Bancs devant la maison.

Premier ouvrier (chante).

J’ai une chemise qui ne m’appartient pas……
Mon âme pue l’eau-de-vie !

Second ouvrier. — Ne m’oublie pas ! Amitié ! Frère, dois-je par amitié te faire un trou dans la carcasse ? Frère ! je veux te faire un trou dans la carcasse, je veux te tuer toutes tes puces sur le corps. Frère, moi aussi je suis un gaillard, tu sais.

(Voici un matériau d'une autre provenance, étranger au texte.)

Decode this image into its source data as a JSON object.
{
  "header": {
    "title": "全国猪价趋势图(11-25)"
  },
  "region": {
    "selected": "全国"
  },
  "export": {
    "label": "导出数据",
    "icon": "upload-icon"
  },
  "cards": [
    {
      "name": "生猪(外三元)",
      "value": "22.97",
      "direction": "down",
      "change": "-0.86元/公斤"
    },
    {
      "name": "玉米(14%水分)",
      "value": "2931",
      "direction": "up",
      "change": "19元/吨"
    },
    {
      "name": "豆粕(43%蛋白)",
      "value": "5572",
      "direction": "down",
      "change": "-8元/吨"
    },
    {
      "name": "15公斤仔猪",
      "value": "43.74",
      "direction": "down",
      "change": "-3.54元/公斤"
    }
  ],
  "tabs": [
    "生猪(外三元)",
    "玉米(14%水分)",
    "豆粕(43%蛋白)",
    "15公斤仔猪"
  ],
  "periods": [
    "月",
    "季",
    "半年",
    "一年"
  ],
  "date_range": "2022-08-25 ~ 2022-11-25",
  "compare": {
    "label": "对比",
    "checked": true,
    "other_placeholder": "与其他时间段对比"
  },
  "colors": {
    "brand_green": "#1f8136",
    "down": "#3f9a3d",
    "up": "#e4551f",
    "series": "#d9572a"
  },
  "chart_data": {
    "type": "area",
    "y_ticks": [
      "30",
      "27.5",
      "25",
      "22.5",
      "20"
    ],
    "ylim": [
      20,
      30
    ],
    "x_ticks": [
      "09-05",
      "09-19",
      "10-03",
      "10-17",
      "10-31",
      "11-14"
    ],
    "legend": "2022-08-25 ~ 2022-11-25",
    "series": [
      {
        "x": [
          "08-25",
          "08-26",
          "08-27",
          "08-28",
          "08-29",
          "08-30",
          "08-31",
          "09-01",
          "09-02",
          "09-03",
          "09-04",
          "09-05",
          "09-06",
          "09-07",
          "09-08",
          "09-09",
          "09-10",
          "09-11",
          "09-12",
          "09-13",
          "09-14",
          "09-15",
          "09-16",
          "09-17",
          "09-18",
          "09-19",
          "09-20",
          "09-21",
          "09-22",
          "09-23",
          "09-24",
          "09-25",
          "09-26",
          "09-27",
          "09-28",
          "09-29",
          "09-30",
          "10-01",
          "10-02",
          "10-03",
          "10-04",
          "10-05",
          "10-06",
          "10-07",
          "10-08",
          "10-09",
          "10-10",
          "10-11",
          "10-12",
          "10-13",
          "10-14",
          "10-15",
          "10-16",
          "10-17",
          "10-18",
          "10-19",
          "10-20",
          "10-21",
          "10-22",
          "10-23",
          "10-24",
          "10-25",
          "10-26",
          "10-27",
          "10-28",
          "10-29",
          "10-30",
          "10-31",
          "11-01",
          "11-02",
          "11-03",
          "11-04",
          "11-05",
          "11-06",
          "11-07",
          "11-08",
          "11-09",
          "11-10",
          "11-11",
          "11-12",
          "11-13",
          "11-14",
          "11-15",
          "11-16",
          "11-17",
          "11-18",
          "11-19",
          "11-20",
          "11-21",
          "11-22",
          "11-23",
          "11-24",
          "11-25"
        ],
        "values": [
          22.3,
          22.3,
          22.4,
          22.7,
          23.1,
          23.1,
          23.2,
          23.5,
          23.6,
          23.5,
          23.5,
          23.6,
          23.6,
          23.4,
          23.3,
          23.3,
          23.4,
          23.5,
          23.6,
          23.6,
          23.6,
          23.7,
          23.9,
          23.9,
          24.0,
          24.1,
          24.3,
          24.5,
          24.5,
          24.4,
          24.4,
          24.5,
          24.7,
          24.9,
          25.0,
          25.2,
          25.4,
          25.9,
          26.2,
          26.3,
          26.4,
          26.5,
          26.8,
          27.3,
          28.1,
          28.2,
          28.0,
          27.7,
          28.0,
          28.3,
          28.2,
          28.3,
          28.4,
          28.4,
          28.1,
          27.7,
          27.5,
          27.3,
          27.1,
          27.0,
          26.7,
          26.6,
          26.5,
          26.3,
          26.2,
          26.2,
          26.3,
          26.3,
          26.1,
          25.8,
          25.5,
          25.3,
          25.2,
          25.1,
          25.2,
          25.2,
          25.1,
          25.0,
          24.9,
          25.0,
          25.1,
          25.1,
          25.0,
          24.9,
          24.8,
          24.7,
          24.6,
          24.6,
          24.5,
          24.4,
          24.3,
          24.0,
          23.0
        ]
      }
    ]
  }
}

Premier ouvrier. — Mon âme, mon âme immortelle pue l’eau-de-vie ! Elle pue, et je ne sais pas pourquoi. Quel est le but du monde ! L’argent même entre en décomposition. Que le diable emporte le bon Dieu ! Frère, je finirai par pleurnicher plein un tonneau !

Second ouvrier. — Ne m’oublie pas ! Pourquoi le monde est-il si beau ? — Je voudrais que nos nez fussent deux bouteilles et que nous pussions nous les verser réciproquement dans le gosier. Toute la terre est rose. De l’eau-de-vie, c’est ce qu’on appelle vivre !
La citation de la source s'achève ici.